Certes, l’accalmie politique ne devrait durer que quelques jours. Déjà, les premières vagues des polémiques s’apprêtent à submerger cette unité affichée. Le chef de l’État, lui-même, a contribué à ouvrir le débat quand il a appelé à faire « de toute urgence la lumière » sur les conséquences de ce « drame inacceptable et incompréhensible ». « Il faut qu’on s’interroge pour savoir comment en France, au XXIe siècle, des familles peuvent être surprises dans leur sommeil, mourir noyées dans leur maison ».

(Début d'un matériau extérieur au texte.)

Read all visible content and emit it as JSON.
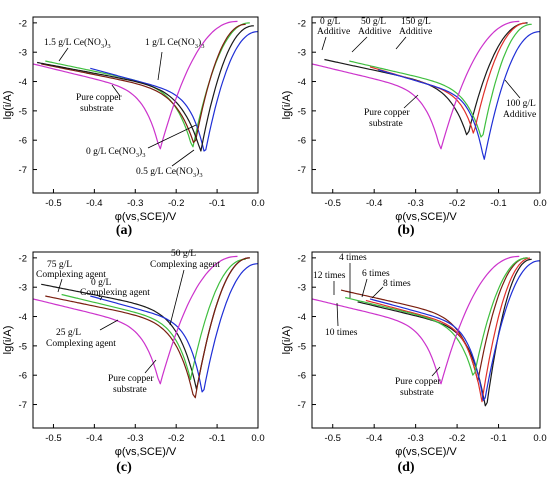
{
  "colors": {
    "black": "#1a1a1a",
    "red": "#e0302a",
    "blue": "#1f2fd6",
    "green": "#3fbf3f",
    "magenta": "#cc33cc",
    "darkred": "#7a1f10"
  },
  "chart_data": [
    {
      "type": "line",
      "panel_label": "(a)",
      "xlabel": "φ(vs,SCE)/V",
      "ylabel": "lg(i/A)",
      "xlim": [
        -0.55,
        0.0
      ],
      "ylim": [
        -7.8,
        -1.8
      ],
      "xticks": [
        -0.5,
        -0.4,
        -0.3,
        -0.2,
        -0.1,
        0.0
      ],
      "yticks": [
        -2,
        -3,
        -4,
        -5,
        -6,
        -7
      ],
      "grid": false,
      "series": [
        {
          "name": "1.5 g/L Ce(NO3)3",
          "color_key": "green",
          "ecorr": -0.16,
          "icorr": -6.3,
          "start": [
            -0.52,
            -3.3
          ],
          "end": [
            -0.02,
            -2.0
          ]
        },
        {
          "name": "1 g/L Ce(NO3)3",
          "color_key": "blue",
          "ecorr": -0.13,
          "icorr": -6.5,
          "start": [
            -0.41,
            -3.55
          ],
          "end": [
            0.0,
            -2.3
          ]
        },
        {
          "name": "0 g/L Ce(NO3)3",
          "color_key": "darkred",
          "ecorr": -0.155,
          "icorr": -6.2,
          "start": [
            -0.53,
            -3.4
          ],
          "end": [
            -0.03,
            -2.05
          ]
        },
        {
          "name": "0.5 g/L Ce(NO3)3",
          "color_key": "black",
          "ecorr": -0.14,
          "icorr": -6.4,
          "start": [
            -0.54,
            -3.35
          ],
          "end": [
            -0.01,
            -2.1
          ]
        },
        {
          "name": "Pure copper substrate",
          "color_key": "magenta",
          "ecorr": -0.24,
          "icorr": -6.35,
          "start": [
            -0.55,
            -3.4
          ],
          "end": [
            -0.05,
            -1.95
          ]
        }
      ],
      "annotations": [
        {
          "lines": [
            "1.5 g/L Ce(NO",
            "3",
            ")",
            "3"
          ],
          "text": "1.5 g/L Ce(NO3)3"
        },
        {
          "text": "1 g/L Ce(NO3)3"
        },
        {
          "text": "Pure copper substrate"
        },
        {
          "text": "0 g/L Ce(NO3)3"
        },
        {
          "text": "0.5 g/L Ce(NO3)3"
        }
      ]
    },
    {
      "type": "line",
      "panel_label": "(b)",
      "xlabel": "φ(vs,SCE)/V",
      "ylabel": "lg(i/A)",
      "xlim": [
        -0.55,
        0.0
      ],
      "ylim": [
        -7.8,
        -1.8
      ],
      "xticks": [
        -0.5,
        -0.4,
        -0.3,
        -0.2,
        -0.1,
        0.0
      ],
      "yticks": [
        -2,
        -3,
        -4,
        -5,
        -6,
        -7
      ],
      "grid": false,
      "series": [
        {
          "name": "0 g/L Additive",
          "color_key": "black",
          "ecorr": -0.175,
          "icorr": -5.9,
          "start": [
            -0.52,
            -3.25
          ],
          "end": [
            -0.03,
            -2.0
          ]
        },
        {
          "name": "50 g/L Additive",
          "color_key": "green",
          "ecorr": -0.14,
          "icorr": -6.0,
          "start": [
            -0.46,
            -3.3
          ],
          "end": [
            -0.02,
            -2.05
          ]
        },
        {
          "name": "150 g/L Additive",
          "color_key": "red",
          "ecorr": -0.16,
          "icorr": -5.8,
          "start": [
            -0.41,
            -3.5
          ],
          "end": [
            -0.03,
            -2.0
          ]
        },
        {
          "name": "100 g/L Additive",
          "color_key": "blue",
          "ecorr": -0.135,
          "icorr": -6.7,
          "start": [
            -0.39,
            -3.6
          ],
          "end": [
            0.0,
            -2.3
          ]
        },
        {
          "name": "Pure copper substrate",
          "color_key": "magenta",
          "ecorr": -0.24,
          "icorr": -6.35,
          "start": [
            -0.55,
            -3.4
          ],
          "end": [
            -0.05,
            -1.95
          ]
        }
      ],
      "annotations": [
        {
          "text": "0 g/L Additive"
        },
        {
          "text": "50 g/L Additive"
        },
        {
          "text": "150 g/L Additive"
        },
        {
          "text": "100 g/L Additive"
        },
        {
          "text": "Pure copper substrate"
        }
      ]
    },
    {
      "type": "line",
      "panel_label": "(c)",
      "xlabel": "φ(vs,SCE)/V",
      "ylabel": "lg(i/A)",
      "xlim": [
        -0.55,
        0.0
      ],
      "ylim": [
        -7.8,
        -1.8
      ],
      "xticks": [
        -0.5,
        -0.4,
        -0.3,
        -0.2,
        -0.1,
        0.0
      ],
      "yticks": [
        -2,
        -3,
        -4,
        -5,
        -6,
        -7
      ],
      "grid": false,
      "series": [
        {
          "name": "75 g/L Complexing agent",
          "color_key": "black",
          "ecorr": -0.15,
          "icorr": -6.5,
          "start": [
            -0.53,
            -2.9
          ],
          "end": [
            -0.02,
            -2.0
          ]
        },
        {
          "name": "0 g/L Complexing agent",
          "color_key": "green",
          "ecorr": -0.165,
          "icorr": -6.15,
          "start": [
            -0.48,
            -3.25
          ],
          "end": [
            -0.03,
            -2.05
          ]
        },
        {
          "name": "50 g/L Complexing agent",
          "color_key": "blue",
          "ecorr": -0.135,
          "icorr": -6.7,
          "start": [
            -0.41,
            -3.3
          ],
          "end": [
            0.0,
            -2.2
          ]
        },
        {
          "name": "25 g/L Complexing agent",
          "color_key": "darkred",
          "ecorr": -0.155,
          "icorr": -6.9,
          "start": [
            -0.52,
            -3.3
          ],
          "end": [
            -0.02,
            -2.0
          ]
        },
        {
          "name": "Pure copper substrate",
          "color_key": "magenta",
          "ecorr": -0.24,
          "icorr": -6.35,
          "start": [
            -0.55,
            -3.4
          ],
          "end": [
            -0.05,
            -1.95
          ]
        }
      ],
      "annotations": [
        {
          "text": "75 g/L Complexing agent"
        },
        {
          "text": "0 g/L Complexing agent"
        },
        {
          "text": "50 g/L Complexing agent"
        },
        {
          "text": "25 g/L Complexing agent"
        },
        {
          "text": "Pure copper substrate"
        }
      ]
    },
    {
      "type": "line",
      "panel_label": "(d)",
      "xlabel": "φ(vs,SCE)/V",
      "ylabel": "lg(i/A)",
      "xlim": [
        -0.55,
        0.0
      ],
      "ylim": [
        -7.8,
        -1.8
      ],
      "xticks": [
        -0.5,
        -0.4,
        -0.3,
        -0.2,
        -0.1,
        0.0
      ],
      "yticks": [
        -2,
        -3,
        -4,
        -5,
        -6,
        -7
      ],
      "grid": false,
      "series": [
        {
          "name": "12 times",
          "color_key": "darkred",
          "ecorr": -0.15,
          "icorr": -6.2,
          "start": [
            -0.48,
            -3.1
          ],
          "end": [
            -0.03,
            -2.0
          ]
        },
        {
          "name": "4 times",
          "color_key": "black",
          "ecorr": -0.13,
          "icorr": -7.2,
          "start": [
            -0.44,
            -3.5
          ],
          "end": [
            -0.02,
            -2.05
          ]
        },
        {
          "name": "6 times",
          "color_key": "red",
          "ecorr": -0.14,
          "icorr": -6.9,
          "start": [
            -0.42,
            -3.45
          ],
          "end": [
            -0.02,
            -2.0
          ]
        },
        {
          "name": "8 times",
          "color_key": "blue",
          "ecorr": -0.135,
          "icorr": -7.0,
          "start": [
            -0.41,
            -3.4
          ],
          "end": [
            0.0,
            -2.1
          ]
        },
        {
          "name": "10 times",
          "color_key": "green",
          "ecorr": -0.16,
          "icorr": -6.1,
          "start": [
            -0.47,
            -3.35
          ],
          "end": [
            -0.03,
            -2.0
          ]
        },
        {
          "name": "Pure copper substrate",
          "color_key": "magenta",
          "ecorr": -0.24,
          "icorr": -6.35,
          "start": [
            -0.55,
            -3.4
          ],
          "end": [
            -0.05,
            -1.95
          ]
        }
      ],
      "annotations": [
        {
          "text": "4 times"
        },
        {
          "text": "12 times"
        },
        {
          "text": "6 times"
        },
        {
          "text": "8 times"
        },
        {
          "text": "10 times"
        },
        {
          "text": "Pure copper substrate"
        }
      ]
    }
  ],
  "labels": {
    "a1": "1.5 g/L Ce(NO",
    "a1sub": "3",
    "a1b": ")",
    "a2": "1 g/L Ce(NO",
    "a2sub": "3",
    "a2b": ")",
    "a3": "Pure copper",
    "a3b": "substrate",
    "a4": "0 g/L Ce(NO",
    "a4sub": "3",
    "a4b": ")",
    "a5": "0.5 g/L Ce(NO",
    "a5sub": "3",
    "a5b": ")",
    "b1": "0 g/L",
    "b1b": "Additive",
    "b2": "50 g/L",
    "b2b": "Additive",
    "b3": "150 g/L",
    "b3b": "Additive",
    "b4": "100 g/L",
    "b4b": "Additive",
    "b5": "Pure copper",
    "b5b": "substrate",
    "c1": "75 g/L",
    "c1b": "Complexing agent",
    "c2": "0 g/L",
    "c2b": "Complexing agent",
    "c3": "50 g/L",
    "c3b": "Complexing agent",
    "c4": "25 g/L",
    "c4b": "Complexing agent",
    "c5": "Pure copper",
    "c5b": "substrate",
    "d1": "4 times",
    "d2": "12 times",
    "d3": "6 times",
    "d4": "8 times",
    "d5": "10 times",
    "d6": "Pure copper",
    "d6b": "substrate"
  }
}
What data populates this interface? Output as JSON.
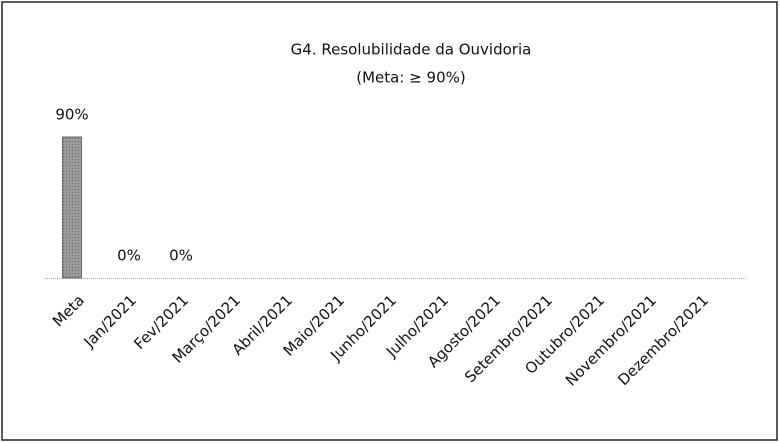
{
  "chart_data": {
    "type": "bar",
    "title": "G4. Resolubilidade da Ouvidoria",
    "subtitle": "(Meta: ≥ 90%)",
    "categories": [
      "Meta",
      "Jan/2021",
      "Fev/2021",
      "Março/2021",
      "Abril/2021",
      "Maio/2021",
      "Junho/2021",
      "Julho/2021",
      "Agosto/2021",
      "Setembro/2021",
      "Outubro/2021",
      "Novembro/2021",
      "Dezembro/2021"
    ],
    "values": [
      90,
      0,
      0,
      null,
      null,
      null,
      null,
      null,
      null,
      null,
      null,
      null,
      null
    ],
    "value_labels": [
      "90%",
      "0%",
      "0%",
      null,
      null,
      null,
      null,
      null,
      null,
      null,
      null,
      null,
      null
    ],
    "color": "#9a9a9a"
  }
}
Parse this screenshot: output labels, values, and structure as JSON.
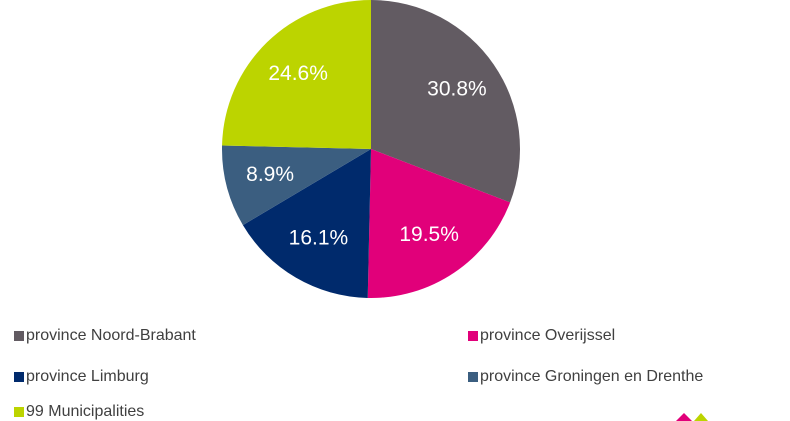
{
  "chart_data": {
    "type": "pie",
    "categories": [
      "province Noord-Brabant",
      "province Overijssel",
      "province Limburg",
      "province Groningen en Drenthe",
      "99 Municipalities"
    ],
    "values": [
      30.8,
      19.5,
      16.1,
      8.9,
      24.6
    ],
    "value_labels": [
      "30.8%",
      "19.5%",
      "16.1%",
      "8.9%",
      "24.6%"
    ],
    "colors": [
      "#625b62",
      "#e1007a",
      "#002a6c",
      "#3b5e80",
      "#bcd400"
    ],
    "legend": "bottom"
  }
}
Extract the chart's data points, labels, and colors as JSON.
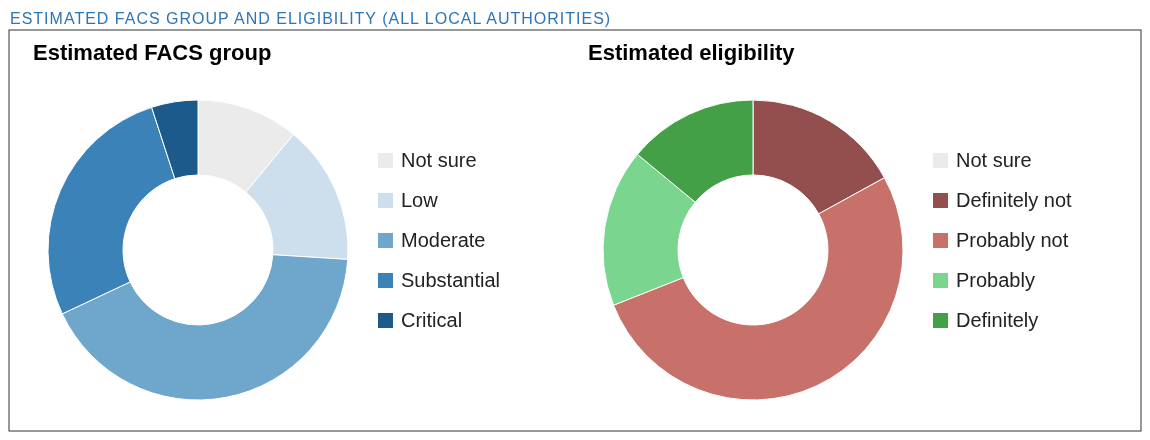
{
  "chart_data": [
    {
      "type": "donut",
      "title": "Estimated FACS group",
      "annotations": [
        "ESTIMATED FACS GROUP AND ELIGIBILITY (ALL LOCAL AUTHORITIES)"
      ],
      "categories": [
        "Not sure",
        "Low",
        "Moderate",
        "Substantial",
        "Critical"
      ],
      "values": [
        11,
        15,
        42,
        27,
        5
      ],
      "colors": [
        "#ebebeb",
        "#cddfec",
        "#6ea6cc",
        "#3a82b8",
        "#1b5a8a"
      ],
      "legend": "right"
    },
    {
      "type": "donut",
      "title": "Estimated eligibility",
      "categories": [
        "Not sure",
        "Definitely not",
        "Probably not",
        "Probably",
        "Definitely"
      ],
      "values": [
        0,
        17,
        52,
        17,
        14
      ],
      "colors": [
        "#ebebeb",
        "#934e4e",
        "#c8716a",
        "#7ad68e",
        "#43a047"
      ],
      "legend": "right"
    }
  ]
}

Confronté à cette « catastrophe nationale » et non pas à des faits divers à propos desquels il réagit fréquemment, banalisant la parole élyséenne, Nicolas Sarkozy réinvesti la fonction présidentielle. Il se devait de ne pas éluder les questions que les Français se posent. L’aménagement du littoral charentais et vendéen a-t-il aggravé les dégâts occasionnés par la tempête ? Sans chercher des « coupables », dérive obsessionnelle hexagonale, des lacunes apparaissent sur la prévention des risques en zone inondable et l’entretien des digues.
Dans les Alpes-Maritimes, les leçons ont été tirées de la vaste crue du Var, le 5 novembre 1994 : « L’endiguement s’était avéré insuffisant pour permettre une évacuation du fleuve Var, concluait, lors d’un récent colloque le Pr Philippe Gourbesville, directeur de l’école polytechnique de l’université de Nice Sophia Antipolis, l’ampleur du phénomène avait surpris la population locale qui se pensait à l’abri de ses digues »
Le 24 juillet 2009, une convention liant le Conseil général et l’État a été signée. Il s’agit du programme d’actions de prévention des inondations de la basse vallée du fleuve Var. Elle a pour but de sécuriser la plaine du Var jugée dangereuse.
Le projet va s’étaler jusqu’à 2014. Son but est de définir un programme d’actions de prévention d’inondation de la basse vallée du fleuve Var ainsi que des principaux vallons de ces bassins versants. De nombreuses digues du Var ont ainsi été renforcées.
En dépit de cet effort significatif du Conseil général et de l’État, la nature, hélas, peut parfois reprendre ses droits, ici dans les Alpes-Maritimes comme en Vendée ou en Charente-Maritime. Il est toujours facile de clamer : la catastrophe aurait pu être évitée.